Copper Mountain Mining (TSX: CMMC; ASX: C6C) has shut its mine in southern British Columbia as it works with authorities to repel a ransomware attack.
The shutdown is a preventative measure as Copper Mountain assesses the extent of the attack on its systems at the mine and its corporate offices in Vancouver, the company said in a news release on Thursday.
There was no immediate word on damage, any computer systems held hostage, the identity of the attackers or dollar amounts they sought.
“The company has isolated operations, switched to manual processes where possible, and the mill has been preventatively shutdown to determine the effect on its control system,” Copper Mountain said in the release.
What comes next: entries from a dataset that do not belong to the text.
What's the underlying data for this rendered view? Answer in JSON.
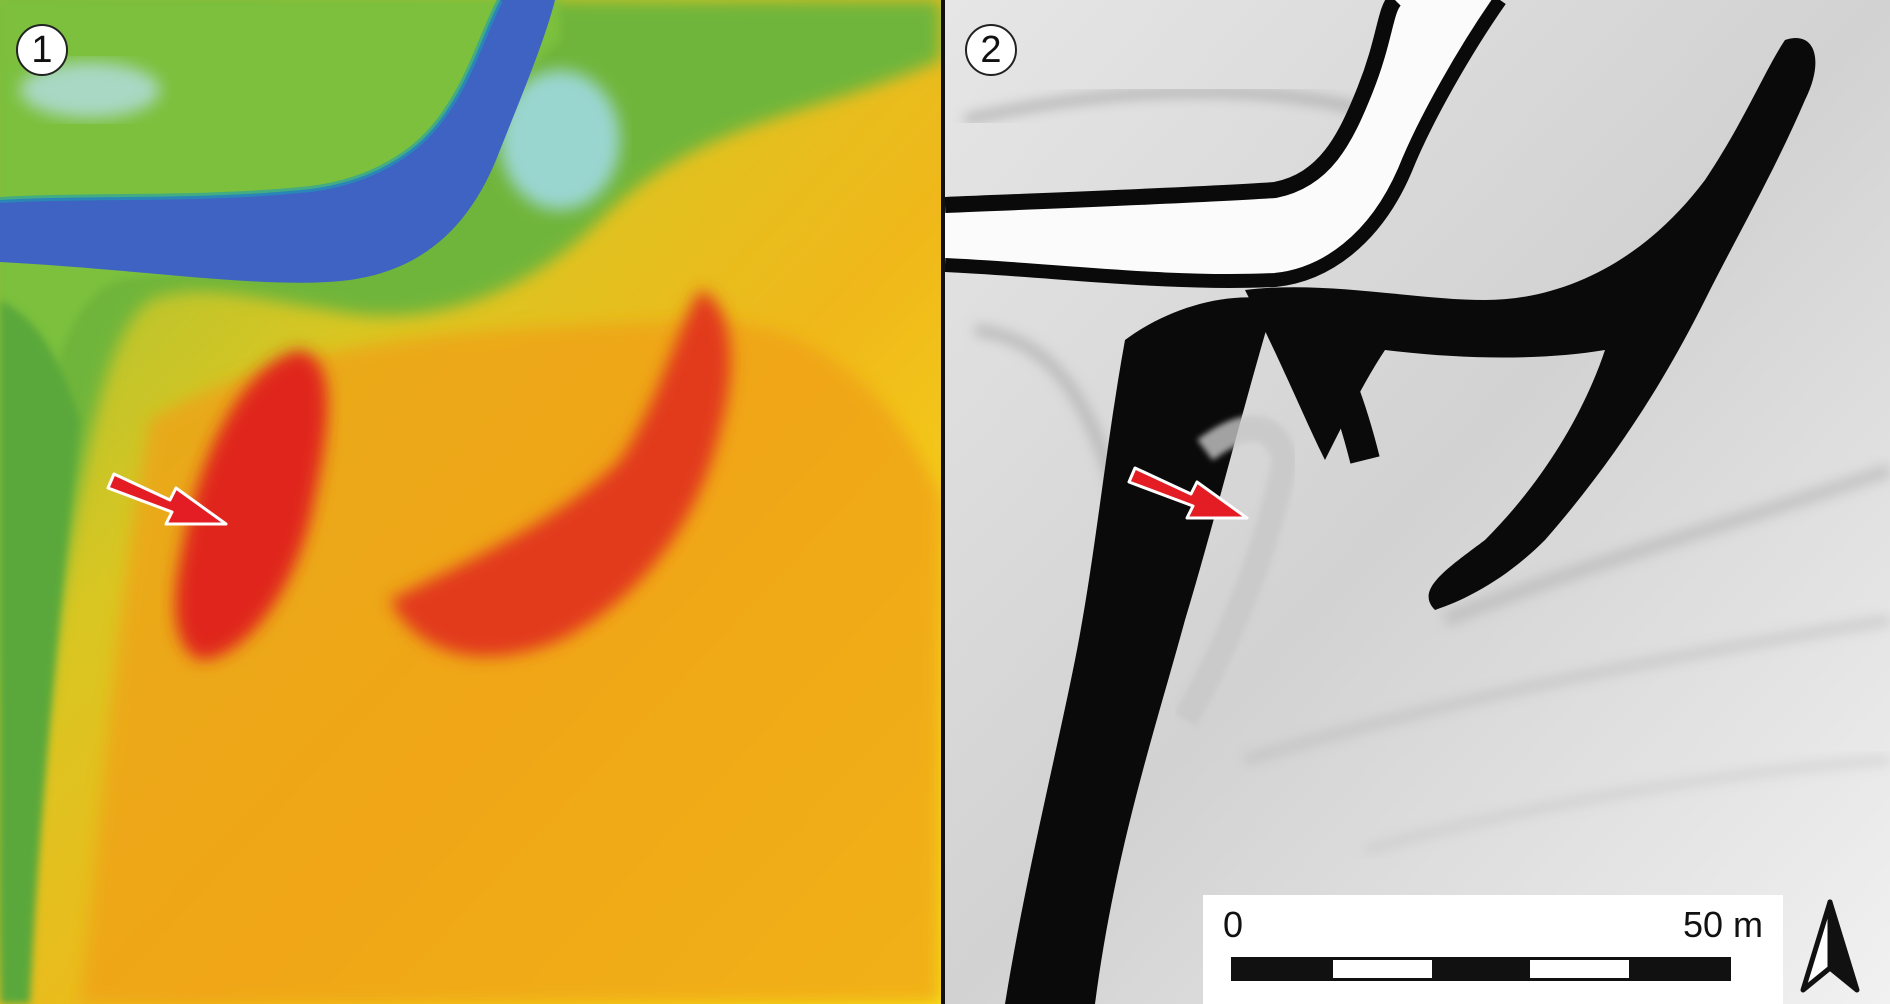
{
  "panels": [
    {
      "number": "1",
      "type": "elevation-color-map"
    },
    {
      "number": "2",
      "type": "grayscale-slope-map"
    }
  ],
  "scale_bar": {
    "start_label": "0",
    "end_label": "50 m",
    "segments": [
      "dark",
      "light",
      "dark",
      "light",
      "dark"
    ]
  },
  "north_arrow": {
    "icon": "north-arrow-icon"
  },
  "marker": {
    "icon": "red-arrow-icon",
    "color": "#e31d23"
  },
  "colors": {
    "water": "#3f63c2",
    "low": "#5aab3e",
    "mid": "#f3d21a",
    "high": "#e43a1d",
    "dark": "#0a0a0a",
    "light": "#f2f2f2"
  }
}
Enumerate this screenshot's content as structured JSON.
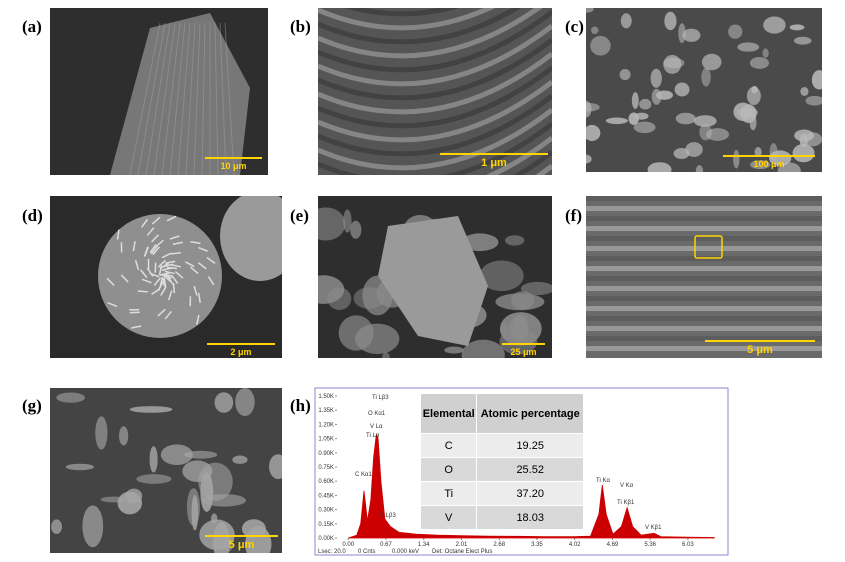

“The company’s external and internal IT teams are continuing to assess risks and are actively establishing additional safeguards to mitigate any further risk,” it said. “Copper Mountain is investigating the source of the attack and is in contact with the relevant authorities.”
Shares in Copper Mountain dropped 5.5% Friday morning in Toronto to C$1.72 each, within a 52-week range of C$1.23 and C$4.38, valuing the company at C$362 million.
Copper Mountain owns three-quarters of the open-pit mine near Princeton about 300 km east of Vancouver. The operation produces an average of about 100 million lbs. of copper equivalent a year. Japan’s Mitsubishi Materials owns the remaining quarter.
There are plans to expand the mill to 65,000 tonnes per day from 45,000 tonnes and increases average annual production to 138 million lbs. of copper equivalent.
The mine has proven and probable reserves of 650 million tonnes grading 0.25% copper, 0.11 gram gold per tonne, 0.73 gram silver for 3.6 million lbs. contained copper, 2.2 million oz. gold and 15.2 million oz. silver, according to a company filing this year.